Mike Wagenman takes a timely look at the power of big tech in the context of public theology.
I’m honoured to introduce myself in this forum and suggest a way that Christian faith and the public academic vocation can fit together. My research takes place within the (Dutch) Reformed theological and philosophical tradition renewed in the late 19th and early 20th centuries by Abraham Kuyper (1837-1920). I am specifically interested in forms of institutional power within society. I teach courses in theology (of society/culture), philosophy (of power), and (New Testament) biblical interpretation in Canada after having completed my PhD at the University of Bristol.
In 1880, Kuyper launched the Free University of Amsterdam (“free” from both church and state control). In his founding speech, Kuyper articulated a philosophy of culture and society that has come to be known as Sphere Sovereignty.
This idea recognizes the multiformity of God’s creation not only in the wide variety of plants and animals but also in the many “spheres” of human culture. There is a “sphere” of the arts, of education, of politics, of the family, of faith/religion, etc. From each sphere, various distinct civic institutions emerge that together comprise society. Within each sphere, a unique power norms and animates human creativity.
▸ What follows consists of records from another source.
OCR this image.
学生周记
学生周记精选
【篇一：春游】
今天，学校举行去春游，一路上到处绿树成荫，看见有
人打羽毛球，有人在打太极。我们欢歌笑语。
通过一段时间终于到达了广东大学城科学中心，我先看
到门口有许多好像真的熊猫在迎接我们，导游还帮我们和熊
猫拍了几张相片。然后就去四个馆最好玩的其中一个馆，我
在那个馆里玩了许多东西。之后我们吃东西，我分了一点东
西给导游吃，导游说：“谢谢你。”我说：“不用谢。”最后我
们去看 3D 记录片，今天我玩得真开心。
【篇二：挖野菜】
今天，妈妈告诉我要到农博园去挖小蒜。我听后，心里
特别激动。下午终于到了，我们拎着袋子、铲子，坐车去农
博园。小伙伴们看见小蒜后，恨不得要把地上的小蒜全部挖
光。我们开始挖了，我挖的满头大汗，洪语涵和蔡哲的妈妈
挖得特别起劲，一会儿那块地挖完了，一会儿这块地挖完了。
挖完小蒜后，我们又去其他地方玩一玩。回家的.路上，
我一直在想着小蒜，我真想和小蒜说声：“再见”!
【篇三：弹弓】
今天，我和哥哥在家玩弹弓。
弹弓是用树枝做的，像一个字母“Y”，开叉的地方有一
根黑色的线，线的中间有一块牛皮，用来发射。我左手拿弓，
In this way (that predates the postmodernists by nearly a century), Kuyper was keenly attentive to power dynamics in modern culture and society. His most scathing social critiques sought to arrest the over-reaching of one sphere’s power from imposing itself in another sphere (for example, when a church operates like a government or a family is managed like a business). Kuyper helps us yet today to be perceptive about power dynamics at work in culture and society and to avoid reducing our understanding of all “power” to mere “coercive force.”
There is a new form of power emerging in Western society today. It is “instrumentarian power” at work within Surveillance Capitalism (Google, Facebook, and other “big data” corporations). The pioneering Harvard scholar, Shoshana Zuboff, has recently published a lengthy analysis of this in The Age of Surveillance Capitalism: The Fight for a Human Future at the New Frontier of Power (2019), revealing how social media are persuasively capturing and shaping our attention for their own market share, profits, and purposes. It’s not just that our devices are watching us (we’ve known about this for years) but that they are intentionally changing us in profound yet unconscious ways.
As a Christian and a scholar of power within culture and society, I welcome this analysis. “Instrumentarian power,” as a unique form of power that emerges from Surveillance Capitalism (the marriage of capitalism and technology), is the sort of phenomenon that comes into view when viewed through the lens of Kuyper’s sphere sovereignty framework. It names how corporations no longer amass great wealth just through increasing efficiencies (Industrial Capitalism) or the expansion of desire (Free Market Capitalism), but now through sophisticated manipulation of our psychology to keep us “scrolling”, which, in turn, translates our personal data into corporate capital.
As Christians, we need to be aware of this unprecedented form of power at work in our society. Our news feeds are being adjusted in real time, through complicated algorithms and gigantic stores of data from millions of users, to conduct covert experiments on our attention patterns to further refine persuasive corporate power. But also, this data that we unknowingly but voluntarily provide to these corporations by giving our attention to their cunningly crafted stream of images, headlines, and videos allows cultural attitudes and values to be manipulated and shaped at the granular level with nearly guaranteed effect. (This partly forms the basis of the disturbing socio-political divides we see emerging in societies deeply embedded in and reliant on social media.)
Much debate has raged about what exactly Paul was referring to in Ephesians 6:12 (“the rulers” and “the authorities” and “the powers”) and Colossians 2:8 (“the elemental spiritual forces of this world”). The standard interpretations can, unfortunately, blind Christians to the discernment required to exercise our historical responsibility at the social level as God’s image-bearers commissioned to fill the earth with flourishing life (see Genesis 1:26-28) across all the multiple spheres of Creation.
Part of my own vocational discernment as a Christian scholar involves this kind of analysis above for the flourishing of God’s entire Creation that’s currently groaning under human domination. The Christian scholar is called to contribute to further study within a particular field as part of a wider process of learning about the world in community with other academics. The Christian scholar, though, is called to then bring that discipline’s entire enterprise before the lordship and sovereignty of Jesus so as to discern, with all wisdom and insight through the gospel, both the life-giving as well as the distorting forces at work within that discipline so that the discipline itself might be renewed, corrected, transformed, extended, or aided for the flourishing of Creation.
Mike Wagenman earned his PhD at the University of Bristol (Trinity College) and now teaches Christian theology and philosophy in Canada. His academic work focuses on the church’s proclamation as a form of communicative power within culture and society. His most recent book is The Power of the Church: The Sacramental Ecclesiology of Abraham Kuyper (Pickwick, 2020).